The man’s talent with a brush was self-evident, and he put it all on display with his enormous depictions of the cultural landscape in a method evocative of medieval paintings.  Figures are lifted out of history and plastered next to the landscapes of contemporary globalism, old communism, and Russian medievalism, while masses of modern crowds offset the lumbering giants of fallen idols or great men.  Size and color, expression and placement—all work together in the transmutation of the real into the poignant.

And yet, it’s all so surreal.  Work carried out with the methodology of a medieval scholar has come to depict modernity in all of its tasteless vulgarity.  Sure, we have bigger buildings, fast cars, and more roads; sure, we can get sex on demand and presumably have a better time at it; sure, an impoverished man could have the opportunity to eat better food than the kings of just two hundred years ago.  But what of it?  The Market for Our Democracy, painted at the end of the 90s, strikes at the blackness that takes the root of the modern soul; every avenue of pleasure exists to service an impulsive and insatiable hunger, and nothing about any of it is beautiful.

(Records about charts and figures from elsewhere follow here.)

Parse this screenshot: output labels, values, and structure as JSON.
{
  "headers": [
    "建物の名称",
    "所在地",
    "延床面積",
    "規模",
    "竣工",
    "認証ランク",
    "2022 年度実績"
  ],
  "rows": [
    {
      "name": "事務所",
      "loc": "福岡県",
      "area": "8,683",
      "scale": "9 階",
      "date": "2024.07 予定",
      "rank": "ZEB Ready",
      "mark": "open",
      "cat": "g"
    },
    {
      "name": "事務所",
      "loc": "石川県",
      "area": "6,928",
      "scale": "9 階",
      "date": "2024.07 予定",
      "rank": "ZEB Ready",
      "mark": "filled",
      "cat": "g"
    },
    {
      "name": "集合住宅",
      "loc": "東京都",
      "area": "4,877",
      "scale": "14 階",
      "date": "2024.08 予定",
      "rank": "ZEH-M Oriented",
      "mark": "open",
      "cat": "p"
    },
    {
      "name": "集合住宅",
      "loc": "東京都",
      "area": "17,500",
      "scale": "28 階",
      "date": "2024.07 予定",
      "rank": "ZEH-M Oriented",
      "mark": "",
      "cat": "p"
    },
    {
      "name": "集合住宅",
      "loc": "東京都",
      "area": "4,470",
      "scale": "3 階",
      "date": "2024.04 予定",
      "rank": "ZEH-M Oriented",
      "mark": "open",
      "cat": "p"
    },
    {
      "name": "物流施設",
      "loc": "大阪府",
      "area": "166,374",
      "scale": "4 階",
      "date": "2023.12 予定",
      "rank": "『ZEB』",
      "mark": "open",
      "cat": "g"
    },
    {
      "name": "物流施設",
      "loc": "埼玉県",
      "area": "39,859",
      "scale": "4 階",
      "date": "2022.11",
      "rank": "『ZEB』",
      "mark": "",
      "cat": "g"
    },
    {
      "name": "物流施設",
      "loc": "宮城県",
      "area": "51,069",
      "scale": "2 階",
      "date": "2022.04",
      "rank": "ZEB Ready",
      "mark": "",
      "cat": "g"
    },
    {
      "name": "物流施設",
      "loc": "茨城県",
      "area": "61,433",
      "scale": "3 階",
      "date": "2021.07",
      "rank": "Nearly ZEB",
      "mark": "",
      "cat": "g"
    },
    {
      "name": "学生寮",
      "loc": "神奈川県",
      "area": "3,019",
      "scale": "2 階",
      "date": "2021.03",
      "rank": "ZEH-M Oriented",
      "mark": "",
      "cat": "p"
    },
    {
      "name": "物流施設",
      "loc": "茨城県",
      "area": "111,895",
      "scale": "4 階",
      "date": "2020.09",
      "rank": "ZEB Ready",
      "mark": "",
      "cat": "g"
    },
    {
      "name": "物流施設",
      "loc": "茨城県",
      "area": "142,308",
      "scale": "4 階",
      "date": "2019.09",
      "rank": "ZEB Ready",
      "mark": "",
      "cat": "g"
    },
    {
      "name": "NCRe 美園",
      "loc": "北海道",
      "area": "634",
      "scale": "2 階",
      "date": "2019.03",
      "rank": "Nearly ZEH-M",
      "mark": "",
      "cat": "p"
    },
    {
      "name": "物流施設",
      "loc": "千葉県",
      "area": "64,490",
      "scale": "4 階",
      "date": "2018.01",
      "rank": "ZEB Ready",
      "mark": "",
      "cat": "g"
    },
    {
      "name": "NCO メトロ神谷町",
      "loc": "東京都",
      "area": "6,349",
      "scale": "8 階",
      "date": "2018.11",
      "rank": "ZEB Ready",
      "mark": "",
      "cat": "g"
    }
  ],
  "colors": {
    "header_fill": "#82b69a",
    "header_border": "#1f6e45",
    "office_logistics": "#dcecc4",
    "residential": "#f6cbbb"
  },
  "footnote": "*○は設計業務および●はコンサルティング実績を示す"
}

Among the many crimes of modernity, the commodification of beauty ranks among its worst.  The market can only deal in images, and only in simple ones at that, because it reduces its demographics to their lowest common denominators.  Beauty is by its nature exclusionary, elitist, hierarchical, ordered, opaque, and in a way, forbidden.  It takes clarity of vision and a purity of character to discover and to create.  Art-by-markets and that democratic cynicism that urges artists to “produce what sells” only ever destroys art; it drives a stake through the very organs we need to comprehend beauty, and worse still, it misattributes the merely pretty as being sublimely beautiful.  And it has led generations astray.